Another casting stipulation was using the horse owned and given away by Wayne's character, a favorite sorrel Quarter Horse gelding named Dollar (or sometimes Dollor) that Wayne had ridden in Big Jake, The Cowboys, True Grit, Rooster Cogburn, Chisum, and The Train Robbers. Wayne had negotiated exclusive movie rights to Dollar with the horse's owner, Dick Webb Movie Productions, and he requested script changes enabling him to mention Dollor's name several times.

By one account, Wayne's numerous directorial suggestions and script alterations caused considerable friction between director and star, but Siegel said that Wayne and he got along well.

He had plenty of his own ideas ... some I liked, which gave me inspirations, and some I didn't like. But we didn't fight over any of it. We liked each other and respected each other.

==Reception==

===Box office===
Upon its theatrical release, The Shootist was a modest success, grossing $13,406,138 domestically, About $6 million were earned in American theatrical rentals.

===Critical response===
It was named one of the Ten Best Films of 1976 by the National Board of Review, along with Rocky, All the President's Men, and Network. Film critic Roger Ebert of the Chicago Sun-Times ranked The Shootist number 10 on his list of the 10 best films of 1976. The film was nominated for an Oscar (for Best Art Direction, today called Best Production Design), a Golden Globe, a BAFTA film award, and a Writers Guild of America award. The film has an 81% rating on the review aggregator website Rotten Tomatoes, based on 26 reviews. In 2008 the film was nominated by the American Film Institute as one of the best Western films.

In 2020, filmmaker Quentin Tarantino wrote:

There’s nothing in The Shootist you haven’t seen done many times before and done better … but what you haven’t seen before is a dying John Wayne give his last performance. And it’s Wayne’s performance, and the performances of some of the surrounding characters (Howard, Richard Boone, Harry Morgan, and Sheree North) that make The Shootist not the classic it wants to be, but memorable nonetheless.

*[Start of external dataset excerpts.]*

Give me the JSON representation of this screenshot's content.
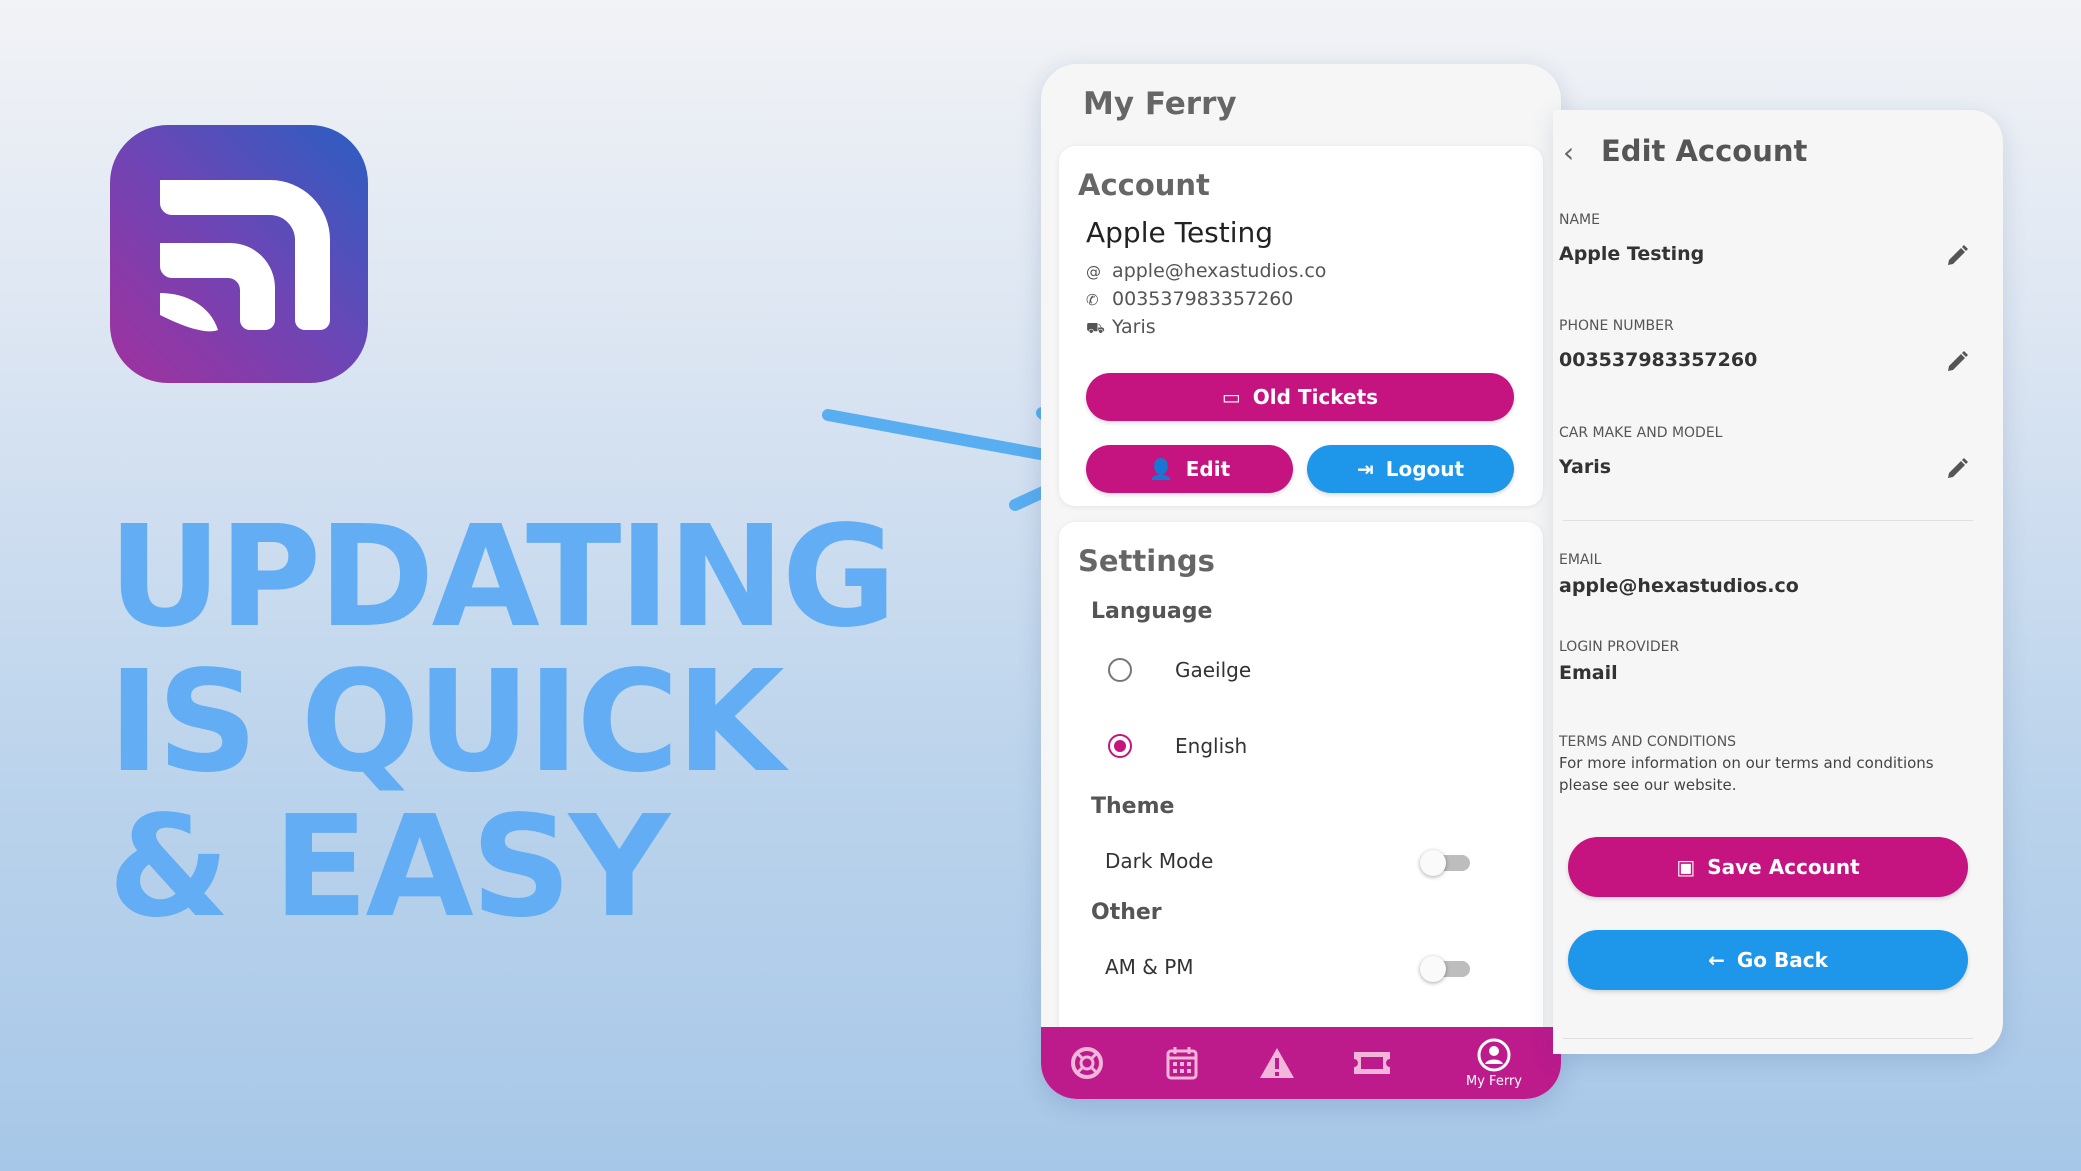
{
  "colors": {
    "magenta": "#c5137f",
    "blue": "#1e96ea",
    "headline": "#62adf3",
    "nav": "#bd1a8c"
  },
  "headline": {
    "lines": [
      "UPDATING",
      "IS QUICK",
      "& EASY"
    ]
  },
  "app": {
    "title": "My Ferry",
    "account": {
      "heading": "Account",
      "name": "Apple Testing",
      "email": "apple@hexastudios.co",
      "phone": "003537983357260",
      "car": "Yaris",
      "email_icon": "at-icon",
      "phone_icon": "phone-icon",
      "car_icon": "car-icon",
      "old_tickets_label": "Old Tickets",
      "edit_label": "Edit",
      "logout_label": "Logout"
    },
    "settings": {
      "heading": "Settings",
      "language_heading": "Language",
      "languages": [
        "Gaeilge",
        "English"
      ],
      "selected_language": "English",
      "theme_heading": "Theme",
      "dark_mode_label": "Dark Mode",
      "dark_mode_on": false,
      "other_heading": "Other",
      "ampm_label": "AM & PM",
      "ampm_on": false
    },
    "nav": {
      "items": [
        "lifebuoy-icon",
        "calendar-icon",
        "warning-icon",
        "ticket-icon",
        "account-icon"
      ],
      "active_label": "My Ferry"
    }
  },
  "edit_account": {
    "title": "Edit Account",
    "name_label": "NAME",
    "name_value": "Apple Testing",
    "phone_label": "PHONE NUMBER",
    "phone_value": "003537983357260",
    "car_label": "CAR MAKE AND MODEL",
    "car_value": "Yaris",
    "email_label": "EMAIL",
    "email_value": "apple@hexastudios.co",
    "provider_label": "LOGIN PROVIDER",
    "provider_value": "Email",
    "terms_label": "TERMS AND CONDITIONS",
    "terms_line1": "For more information on our terms and conditions",
    "terms_line2": "please see our website.",
    "save_label": "Save Account",
    "back_label": "Go Back"
  }
}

=== Awards and nominations ===

| Award | Year | Category | Nominee(s) | Result |
| Academy Awards | 1977 | Best Art Direction - Set Decoration | Robert F. Boyle, Arthur Jeph Parker | Nominated |
| BAFTA Award | Best Leading Actress | Lauren Bacall | Nominated |
| Golden Globe Awards | Best Supporting Actor | Ron Howard | Nominated |
| Writers Guild of America Awards | Best Adapted Screenplay | Scott Hale, Miles Hood Swarthout | Nominated |
| National Board of Review Awards | 1976 | Top Ten Films | The Shootist | Won |

Also in 2008, the American Film Institute nominated this film for its Top 10 Western Films list.